就在这时,宴会厅入口处传来一阵轻微的骚动。
众人望去,只见一个纤细的身影姗姗来迟。
是裴欢。
她并未与陈瑾同行,而是独自一人前来。
身上穿的也并非什么华服美饰,依旧是那身她常穿的素色锦缎旗袍,只是款式比平日稍显正式些,唯一的装饰是襟前一枚小巧的珍珠别针。

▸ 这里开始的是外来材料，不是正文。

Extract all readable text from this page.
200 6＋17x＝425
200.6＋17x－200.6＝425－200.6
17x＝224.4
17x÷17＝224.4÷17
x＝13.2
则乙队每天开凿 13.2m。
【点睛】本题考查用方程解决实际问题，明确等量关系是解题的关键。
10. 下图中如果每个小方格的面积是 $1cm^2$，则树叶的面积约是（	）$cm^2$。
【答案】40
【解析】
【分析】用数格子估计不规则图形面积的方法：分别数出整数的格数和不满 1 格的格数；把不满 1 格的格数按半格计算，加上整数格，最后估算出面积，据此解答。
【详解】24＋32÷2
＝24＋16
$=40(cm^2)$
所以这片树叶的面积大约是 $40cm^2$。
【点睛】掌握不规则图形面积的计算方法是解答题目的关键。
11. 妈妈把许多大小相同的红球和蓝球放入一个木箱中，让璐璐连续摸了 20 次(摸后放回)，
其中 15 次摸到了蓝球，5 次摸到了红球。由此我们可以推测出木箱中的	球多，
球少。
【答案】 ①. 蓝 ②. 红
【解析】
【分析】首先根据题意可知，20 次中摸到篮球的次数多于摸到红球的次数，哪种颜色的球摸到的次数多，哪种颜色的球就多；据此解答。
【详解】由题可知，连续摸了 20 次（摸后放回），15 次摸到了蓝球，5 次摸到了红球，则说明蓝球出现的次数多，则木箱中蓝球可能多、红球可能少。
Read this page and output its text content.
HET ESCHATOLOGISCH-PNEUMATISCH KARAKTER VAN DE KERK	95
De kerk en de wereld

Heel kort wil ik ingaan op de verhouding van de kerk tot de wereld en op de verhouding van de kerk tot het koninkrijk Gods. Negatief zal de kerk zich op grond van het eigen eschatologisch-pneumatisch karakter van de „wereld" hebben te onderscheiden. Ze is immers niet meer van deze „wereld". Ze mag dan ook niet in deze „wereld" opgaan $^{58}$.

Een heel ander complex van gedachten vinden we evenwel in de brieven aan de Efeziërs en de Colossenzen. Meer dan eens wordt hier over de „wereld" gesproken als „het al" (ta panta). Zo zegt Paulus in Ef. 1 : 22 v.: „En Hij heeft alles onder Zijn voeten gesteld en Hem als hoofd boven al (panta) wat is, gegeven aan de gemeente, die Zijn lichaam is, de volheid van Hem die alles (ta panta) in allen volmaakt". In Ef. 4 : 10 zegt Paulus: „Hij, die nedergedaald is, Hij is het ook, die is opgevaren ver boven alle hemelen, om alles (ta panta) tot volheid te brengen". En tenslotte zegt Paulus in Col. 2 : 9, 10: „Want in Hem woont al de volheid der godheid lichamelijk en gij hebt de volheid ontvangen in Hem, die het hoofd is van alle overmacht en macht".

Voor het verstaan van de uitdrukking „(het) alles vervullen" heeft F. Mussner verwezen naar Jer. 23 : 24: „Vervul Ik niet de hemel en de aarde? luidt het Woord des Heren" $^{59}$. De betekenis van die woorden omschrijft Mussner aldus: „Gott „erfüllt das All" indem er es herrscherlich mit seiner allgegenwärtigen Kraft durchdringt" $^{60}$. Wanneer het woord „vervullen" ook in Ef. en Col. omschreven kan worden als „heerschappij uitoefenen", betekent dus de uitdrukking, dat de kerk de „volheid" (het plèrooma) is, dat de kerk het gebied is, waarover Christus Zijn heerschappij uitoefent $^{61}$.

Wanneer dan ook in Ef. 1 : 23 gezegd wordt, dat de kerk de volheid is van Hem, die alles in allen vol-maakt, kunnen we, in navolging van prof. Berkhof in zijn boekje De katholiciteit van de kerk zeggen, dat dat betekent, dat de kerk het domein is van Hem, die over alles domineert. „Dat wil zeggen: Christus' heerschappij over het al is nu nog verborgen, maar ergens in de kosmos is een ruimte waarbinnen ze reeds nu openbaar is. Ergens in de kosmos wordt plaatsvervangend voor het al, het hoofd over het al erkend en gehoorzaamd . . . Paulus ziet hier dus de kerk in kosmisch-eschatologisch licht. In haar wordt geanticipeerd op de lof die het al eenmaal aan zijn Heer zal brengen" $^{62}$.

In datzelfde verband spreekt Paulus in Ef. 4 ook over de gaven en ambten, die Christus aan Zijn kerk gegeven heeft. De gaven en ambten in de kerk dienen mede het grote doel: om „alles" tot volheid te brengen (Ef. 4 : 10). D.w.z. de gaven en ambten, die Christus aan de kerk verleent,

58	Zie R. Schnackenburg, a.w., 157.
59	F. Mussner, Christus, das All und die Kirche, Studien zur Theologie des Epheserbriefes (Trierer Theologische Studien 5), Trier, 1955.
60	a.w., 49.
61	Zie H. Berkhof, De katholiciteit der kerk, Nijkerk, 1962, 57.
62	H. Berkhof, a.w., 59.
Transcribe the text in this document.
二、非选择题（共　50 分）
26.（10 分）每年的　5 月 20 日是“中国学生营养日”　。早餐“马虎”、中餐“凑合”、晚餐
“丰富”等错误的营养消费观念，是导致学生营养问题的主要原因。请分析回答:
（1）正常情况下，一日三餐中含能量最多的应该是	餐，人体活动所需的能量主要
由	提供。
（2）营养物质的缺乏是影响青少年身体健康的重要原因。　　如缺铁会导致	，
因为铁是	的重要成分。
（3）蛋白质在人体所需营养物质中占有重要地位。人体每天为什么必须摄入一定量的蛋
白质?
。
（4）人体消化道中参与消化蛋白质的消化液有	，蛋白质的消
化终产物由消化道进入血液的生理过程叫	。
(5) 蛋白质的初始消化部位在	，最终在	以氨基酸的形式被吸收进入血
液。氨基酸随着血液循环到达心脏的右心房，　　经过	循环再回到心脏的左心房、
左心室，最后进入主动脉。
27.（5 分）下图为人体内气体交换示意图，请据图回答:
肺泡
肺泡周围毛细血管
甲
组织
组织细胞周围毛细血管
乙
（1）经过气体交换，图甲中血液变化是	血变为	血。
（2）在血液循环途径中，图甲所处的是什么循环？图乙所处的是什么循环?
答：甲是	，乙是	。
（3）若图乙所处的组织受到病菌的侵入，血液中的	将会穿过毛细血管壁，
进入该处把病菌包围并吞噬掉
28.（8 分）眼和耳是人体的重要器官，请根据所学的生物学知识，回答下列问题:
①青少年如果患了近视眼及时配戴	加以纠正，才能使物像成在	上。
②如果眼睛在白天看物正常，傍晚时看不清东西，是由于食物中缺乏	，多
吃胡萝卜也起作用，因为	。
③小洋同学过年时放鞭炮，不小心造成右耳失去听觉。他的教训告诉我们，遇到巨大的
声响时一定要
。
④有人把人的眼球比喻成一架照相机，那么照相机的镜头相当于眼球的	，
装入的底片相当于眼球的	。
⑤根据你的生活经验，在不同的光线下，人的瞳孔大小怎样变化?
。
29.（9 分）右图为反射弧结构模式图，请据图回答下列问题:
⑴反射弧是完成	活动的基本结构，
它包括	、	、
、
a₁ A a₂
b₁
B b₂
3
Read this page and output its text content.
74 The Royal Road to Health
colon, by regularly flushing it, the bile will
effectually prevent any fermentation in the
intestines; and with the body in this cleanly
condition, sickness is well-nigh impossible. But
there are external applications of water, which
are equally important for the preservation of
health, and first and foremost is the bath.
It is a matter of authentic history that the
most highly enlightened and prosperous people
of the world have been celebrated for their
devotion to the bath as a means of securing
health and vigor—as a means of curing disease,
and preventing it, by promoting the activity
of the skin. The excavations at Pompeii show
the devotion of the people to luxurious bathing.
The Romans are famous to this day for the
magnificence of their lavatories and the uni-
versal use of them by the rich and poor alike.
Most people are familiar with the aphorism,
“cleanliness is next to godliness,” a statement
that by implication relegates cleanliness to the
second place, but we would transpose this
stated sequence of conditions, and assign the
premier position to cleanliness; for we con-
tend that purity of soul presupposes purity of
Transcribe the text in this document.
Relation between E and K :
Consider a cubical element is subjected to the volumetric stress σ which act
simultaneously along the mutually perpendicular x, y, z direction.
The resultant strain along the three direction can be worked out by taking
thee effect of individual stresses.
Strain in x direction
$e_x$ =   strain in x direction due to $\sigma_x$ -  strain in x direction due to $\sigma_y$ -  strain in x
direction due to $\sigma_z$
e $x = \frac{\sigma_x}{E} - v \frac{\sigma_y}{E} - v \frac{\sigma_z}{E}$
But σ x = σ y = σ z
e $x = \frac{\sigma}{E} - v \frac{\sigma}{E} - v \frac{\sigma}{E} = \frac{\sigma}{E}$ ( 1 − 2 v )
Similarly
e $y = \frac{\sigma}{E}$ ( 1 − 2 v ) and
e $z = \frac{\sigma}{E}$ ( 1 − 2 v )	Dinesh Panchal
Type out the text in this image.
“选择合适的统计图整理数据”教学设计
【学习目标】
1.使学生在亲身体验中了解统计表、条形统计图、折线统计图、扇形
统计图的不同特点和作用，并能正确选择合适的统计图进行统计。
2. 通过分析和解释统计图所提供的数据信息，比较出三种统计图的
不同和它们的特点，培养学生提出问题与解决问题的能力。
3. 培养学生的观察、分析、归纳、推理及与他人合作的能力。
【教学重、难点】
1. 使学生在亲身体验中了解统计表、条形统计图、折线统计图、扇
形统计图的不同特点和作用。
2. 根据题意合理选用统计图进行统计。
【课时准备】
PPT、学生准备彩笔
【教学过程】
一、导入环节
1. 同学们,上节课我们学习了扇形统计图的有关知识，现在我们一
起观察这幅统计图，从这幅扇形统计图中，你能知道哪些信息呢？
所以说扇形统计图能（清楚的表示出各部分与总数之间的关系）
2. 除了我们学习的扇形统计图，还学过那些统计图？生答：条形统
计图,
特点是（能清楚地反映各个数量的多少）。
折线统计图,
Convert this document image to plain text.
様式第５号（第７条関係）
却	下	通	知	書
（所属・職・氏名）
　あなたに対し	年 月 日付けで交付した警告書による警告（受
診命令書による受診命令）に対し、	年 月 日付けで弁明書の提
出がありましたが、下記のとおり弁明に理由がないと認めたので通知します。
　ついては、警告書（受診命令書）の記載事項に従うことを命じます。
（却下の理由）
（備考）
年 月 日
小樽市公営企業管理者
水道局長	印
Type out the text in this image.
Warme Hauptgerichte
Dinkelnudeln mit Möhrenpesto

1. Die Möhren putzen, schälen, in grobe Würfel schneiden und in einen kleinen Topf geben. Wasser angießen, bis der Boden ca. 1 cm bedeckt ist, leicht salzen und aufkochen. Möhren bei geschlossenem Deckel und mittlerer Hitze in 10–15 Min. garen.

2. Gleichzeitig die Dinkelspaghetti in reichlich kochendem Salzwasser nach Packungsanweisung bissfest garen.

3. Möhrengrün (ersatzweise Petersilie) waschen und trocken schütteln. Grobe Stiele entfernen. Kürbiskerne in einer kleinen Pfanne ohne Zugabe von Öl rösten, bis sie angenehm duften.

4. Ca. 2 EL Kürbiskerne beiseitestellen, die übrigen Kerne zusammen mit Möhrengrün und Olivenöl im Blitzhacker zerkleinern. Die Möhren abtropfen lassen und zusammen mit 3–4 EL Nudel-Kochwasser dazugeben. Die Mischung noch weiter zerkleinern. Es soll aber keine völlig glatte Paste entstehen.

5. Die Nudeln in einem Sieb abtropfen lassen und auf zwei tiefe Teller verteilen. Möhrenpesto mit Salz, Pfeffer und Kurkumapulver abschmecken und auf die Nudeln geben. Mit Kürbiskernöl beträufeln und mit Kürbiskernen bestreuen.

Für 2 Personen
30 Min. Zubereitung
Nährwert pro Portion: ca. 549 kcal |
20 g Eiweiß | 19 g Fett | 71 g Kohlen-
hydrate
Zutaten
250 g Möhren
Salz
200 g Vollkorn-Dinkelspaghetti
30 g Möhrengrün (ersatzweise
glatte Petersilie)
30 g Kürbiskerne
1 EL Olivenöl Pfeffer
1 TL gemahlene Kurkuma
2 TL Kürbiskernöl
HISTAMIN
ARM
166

她显然是从医院直接赶来,脸上带着一丝手术后的疲惫,却更衬得她肤色冷白,眉眼清冽。
那份历经烽火与生死沉淀下来的冷静气质,与满厅刻意营造的浮华格格不入,反而像一股清流,瞬间吸引了不少目光,也引来了更多的窃窃私语。
“她怎么来了?”
“好像是陈九爷的那位医生?”
“啧,穿成这样也敢来陈府的宴会?真是……”
“怕是仗着治好了九爷的腿,才得了张请柬吧?”
苏婉如看到裴欢独自出现,且衣着“寒酸”,眼中立刻闪过一丝毫不掩饰的轻蔑和得意。
她用手肘碰了碰许文轩,声音带着讥讽:“瞧瞧,有些人啊,以为治好了九爷的腿,就能登堂入室了。也不看看这是什么场合,穿成这样就来,真是贻笑大方。”
许文轩看着裴欢,心情复杂。
他既觉得苏婉如说得难听,又隐隐觉得裴欢出现在这里,似乎有些不合时宜,甚至……自取其辱。
他低声道:“少说两句,毕竟是治好了九爷的医生。”
“医生怎么了?”
苏婉如声音拔高了些,引得附近几人侧目,“一个动刀子的,说白了也就是个高级点的下人。沾了光进来见见世面就该夹着尾巴做人,还真把自己当盘菜了?”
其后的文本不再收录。